3 сентября 2015Академическая музыка
116

Ничто не предвещало такого вот конца

Бартоли и Вильясон спели в Зальцбурге в «Ифигении в Тавриде» Глюка

текст: Алексей Мокроусов
Detailed_picture© Monika Rittershaus / Salzburger Festspiele

Первое ощущение после открытия занавеса — мы попали в современный Зальцбург, в какие-то неизвестные публике его закутки, населенные беженцами и бродягами. Кровати с панцирными сетками и разбросанные в беспорядке вещи, водопроводный кран над белой эмалированной раковиной, прикрепленной к неприятного цвета кафельной плитке. Вместо задника сценограф Кристиан Фенуйя использовал пожарный занавес, помещение напоминает заброшенное бомбоубежище — унылое зрелище для любого, кроме привычного ко всему оперного зрителя.
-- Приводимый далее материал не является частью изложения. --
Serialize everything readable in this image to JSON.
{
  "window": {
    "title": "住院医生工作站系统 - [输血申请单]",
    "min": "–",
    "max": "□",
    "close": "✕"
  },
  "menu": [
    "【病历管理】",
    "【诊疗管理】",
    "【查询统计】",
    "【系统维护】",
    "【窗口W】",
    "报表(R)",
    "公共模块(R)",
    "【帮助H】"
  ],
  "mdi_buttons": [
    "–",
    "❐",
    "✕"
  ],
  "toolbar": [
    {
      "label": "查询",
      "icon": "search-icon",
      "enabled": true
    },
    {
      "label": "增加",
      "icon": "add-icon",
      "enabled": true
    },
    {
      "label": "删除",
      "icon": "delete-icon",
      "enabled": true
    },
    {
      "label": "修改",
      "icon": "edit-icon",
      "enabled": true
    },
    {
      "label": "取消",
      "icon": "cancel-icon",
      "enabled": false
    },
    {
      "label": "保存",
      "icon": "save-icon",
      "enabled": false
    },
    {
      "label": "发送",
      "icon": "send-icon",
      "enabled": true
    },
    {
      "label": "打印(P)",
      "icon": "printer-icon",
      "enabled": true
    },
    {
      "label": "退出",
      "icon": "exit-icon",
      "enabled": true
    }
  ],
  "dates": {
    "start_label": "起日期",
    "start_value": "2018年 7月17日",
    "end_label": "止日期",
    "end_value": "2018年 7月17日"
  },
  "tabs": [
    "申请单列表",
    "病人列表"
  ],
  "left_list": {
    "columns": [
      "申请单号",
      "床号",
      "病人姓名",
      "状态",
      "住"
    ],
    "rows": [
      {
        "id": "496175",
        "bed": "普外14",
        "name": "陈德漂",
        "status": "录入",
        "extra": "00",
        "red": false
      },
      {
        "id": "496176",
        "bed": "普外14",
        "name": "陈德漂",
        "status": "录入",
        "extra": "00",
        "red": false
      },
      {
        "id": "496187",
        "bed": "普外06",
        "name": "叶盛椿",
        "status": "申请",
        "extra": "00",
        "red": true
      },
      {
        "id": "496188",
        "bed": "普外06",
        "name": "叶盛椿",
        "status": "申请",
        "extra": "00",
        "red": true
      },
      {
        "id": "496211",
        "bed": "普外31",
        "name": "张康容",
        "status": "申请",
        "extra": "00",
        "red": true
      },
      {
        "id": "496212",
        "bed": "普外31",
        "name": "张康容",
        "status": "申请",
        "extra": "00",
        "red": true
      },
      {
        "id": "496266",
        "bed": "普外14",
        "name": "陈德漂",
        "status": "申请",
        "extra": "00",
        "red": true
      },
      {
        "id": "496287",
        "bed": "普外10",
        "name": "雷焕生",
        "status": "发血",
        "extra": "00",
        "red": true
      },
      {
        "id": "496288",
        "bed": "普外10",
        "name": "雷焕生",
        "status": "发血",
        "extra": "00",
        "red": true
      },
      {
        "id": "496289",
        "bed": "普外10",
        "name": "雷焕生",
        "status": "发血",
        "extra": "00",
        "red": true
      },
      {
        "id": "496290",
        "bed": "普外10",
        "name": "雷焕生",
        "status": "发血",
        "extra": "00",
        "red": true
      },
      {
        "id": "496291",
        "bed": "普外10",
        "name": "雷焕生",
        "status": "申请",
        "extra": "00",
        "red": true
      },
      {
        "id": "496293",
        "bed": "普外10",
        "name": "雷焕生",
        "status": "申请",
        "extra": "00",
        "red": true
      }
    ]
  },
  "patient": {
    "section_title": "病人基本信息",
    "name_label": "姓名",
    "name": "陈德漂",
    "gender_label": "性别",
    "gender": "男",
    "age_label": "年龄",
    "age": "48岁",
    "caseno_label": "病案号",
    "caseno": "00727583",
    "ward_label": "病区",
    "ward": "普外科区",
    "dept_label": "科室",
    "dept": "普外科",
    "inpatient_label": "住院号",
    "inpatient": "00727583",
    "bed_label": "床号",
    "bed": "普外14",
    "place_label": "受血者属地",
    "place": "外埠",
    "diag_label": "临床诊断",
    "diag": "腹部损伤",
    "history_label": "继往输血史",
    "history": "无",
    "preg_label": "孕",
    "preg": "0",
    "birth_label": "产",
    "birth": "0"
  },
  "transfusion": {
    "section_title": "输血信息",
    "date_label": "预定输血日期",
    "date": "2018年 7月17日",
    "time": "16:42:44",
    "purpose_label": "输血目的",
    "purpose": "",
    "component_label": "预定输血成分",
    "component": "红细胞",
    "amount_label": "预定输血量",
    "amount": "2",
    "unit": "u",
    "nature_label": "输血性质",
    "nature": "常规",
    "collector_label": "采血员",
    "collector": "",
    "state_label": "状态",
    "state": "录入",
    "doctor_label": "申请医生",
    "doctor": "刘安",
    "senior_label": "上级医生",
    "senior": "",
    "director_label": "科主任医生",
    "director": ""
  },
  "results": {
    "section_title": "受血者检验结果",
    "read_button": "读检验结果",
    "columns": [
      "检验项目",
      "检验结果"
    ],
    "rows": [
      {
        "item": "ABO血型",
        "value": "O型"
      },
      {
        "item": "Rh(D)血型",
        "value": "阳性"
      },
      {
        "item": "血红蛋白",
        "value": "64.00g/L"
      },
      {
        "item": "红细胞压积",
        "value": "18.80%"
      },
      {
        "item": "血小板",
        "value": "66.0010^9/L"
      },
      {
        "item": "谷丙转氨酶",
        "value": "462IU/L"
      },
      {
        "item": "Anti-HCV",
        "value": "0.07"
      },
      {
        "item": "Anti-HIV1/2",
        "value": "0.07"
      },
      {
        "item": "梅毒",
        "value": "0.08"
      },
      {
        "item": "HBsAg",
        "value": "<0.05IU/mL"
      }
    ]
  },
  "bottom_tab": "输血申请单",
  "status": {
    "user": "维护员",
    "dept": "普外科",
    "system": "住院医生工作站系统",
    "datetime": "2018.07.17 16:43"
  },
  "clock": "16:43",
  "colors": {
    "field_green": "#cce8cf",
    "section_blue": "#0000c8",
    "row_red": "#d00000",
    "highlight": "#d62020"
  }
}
Режиссеры Моше Ляйзер и Патрис Корье перенесли действие в наши дни — если таковыми могут считаться неопределенно-унылые будни, где каждый тоскует о прошлом, не знает, где родные и что его ждет в будущем. Костюмы Агустино Кавалки можно встретить в любой части света, и чем дальше от Зальцбурга, тем чаще, а вот штаны Чечилии Бартоли, поющей заглавную партию, носят даже в России — синие треники с белыми полосками сбоку не увидишь у нас только на бомже, для него это слишком дорого.

Декорации остаются неизменными на протяжении всего спектакля, изображение моря появляется на занавесе лишь в самом начале и в финале. Это может показаться проявлением художественной (и не только) скупости — в зальцбургском «Фиделио», например, висела люстра с 1820 камнями от Сваровски. У Глюка идет речь о скифах, так что золотом можно было бы залить всю сцену. Но лаконизм — строгий прием, требующий жесткой режиссуры. Если уж отказываться от пышности и танцев (балетные сцены в Зальцбурге опущены), то ради саспенса, решили постановщики.

© Monika Rittershaus / Salzburger Festspiele

И действительно, идущий два часа спектакль не оставляет времени для расслабления, сюжетное напряжение не отпускает почти до финала. Непонятно, отчего позднего Глюка долгое время почти не ставили, тем более что «Ифигения в Тавриде» сыграла важную роль в развитии оперного жанра: в 1847 году Вагнер переработал ее для дрезденской оперы — и почерпнул у автора немало идей для собственной теории музыкальной драмы.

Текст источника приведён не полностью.